Reading Sabio’s post about Da Free John, messiah and spiritual teacher, got me chasing a thread of research about his New Religious Movement and its history. One of the things that didn’t at all surprise me about the history of his Adidam faith, was his so-called “Garbage and the Goddess period” in which he sought to free his followers of the expectation of societal norms and the assumption that social contracts and conventions are somehow intrinsic.
Noble, you might think. Sure. And one of the ways he chose to do this was to sleep with the attractive women of his devotees, and teach a convenient form of sexual “liberation” which revolved around his own desires for his own and his followers sexuality.
This is, of course, a very common thread among messianic figures in New Religious Movements. When they begin to exercise a degree of control over their devotees, the temptation is obviously hugely strong to use that power to fulfil their own sexual needs. This is not only the case for self-declared messiahs like Adi Da, however. Powerful religious leaders of all kinds often (quite reasonably) extrapolate from their very real sexual needs, and their very apparent ability to hear the communication of God, to the obvious conclusion that God wants them to get laid more. Of course it is abusive, but it is also entirely understandable.

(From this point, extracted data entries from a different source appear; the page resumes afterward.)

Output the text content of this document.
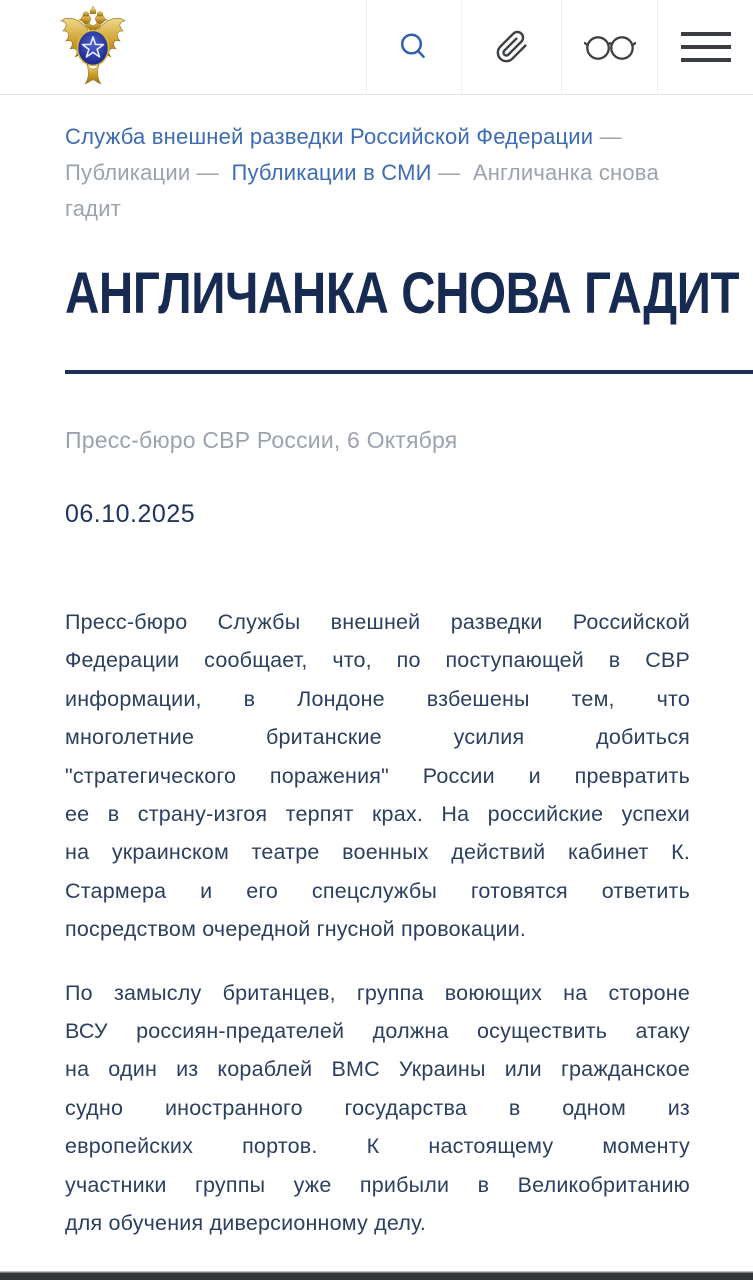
Служба внешней разведки Российской Федерации —  Публикации —  Публикации в СМИ —  Англичанка снова гадит
АНГЛИЧАНКА СНОВА ГАДИТ
Пресс-бюро СВР России, 6 Октября
06.10.2025
Пресс-бюро Службы внешней разведки Российской
Федерации сообщает, что, по поступающей в СВР
информации, в Лондоне взбешены тем, что
многолетние британские усилия добиться
"стратегического поражения" России и превратить
ее в страну-изгоя терпят крах. На российские успехи
на украинском театре военных действий кабинет К.
Стармера и его спецслужбы готовятся ответить
посредством очередной гнусной провокации.
По замыслу британцев, группа воюющих на стороне
ВСУ россиян-предателей должна осуществить атаку
на один из кораблей ВМС Украины или гражданское
судно иностранного государства в одном из
европейских портов. К настоящему моменту
участники группы уже прибыли в Великобританию
для обучения диверсионному делу.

In a train of thought I then got to thinking again about the relationship between Jesus and Mary Magdalene. Certainly we can be reasonably confident that she had a level of intimacy with Jesus that later Christians found convenient to redact, and further that her role in the Jesus cult was systematically rescinded in favour of the eternally virginal Mary. Even to the extent of making her conventionally a prostitute and adulteress (neither of which have the slightest textual or historical evidence, but both of which are largely cemented in the popular understanding of her). I would go further and say that Christianity was initially quite a gender-egalitarian sect, and that by the end of the first century this was causing enough waves to see a highly traditional gender-role backlash. Women in our earliest gospel, for example, are the only reliable disciples. Mark’s male disciples remain unredeemed ignoramuses and unreliable jackasses throughout the book. His female disciples are there at the foot of the cross, they are the only ones there at the resurrection (everyone else has fled), and in incidents such as the anointing of Jesus with oil, they are the only ones who understand his needs.
I don’t want to suggest that I think Jesus had a religious hareem. There’s simply no evidence for that, and no real way I can see of making that case. But I’m wandering gently through a whole bunch of gender related issues at the moment, and it does make me consider the what-ifs.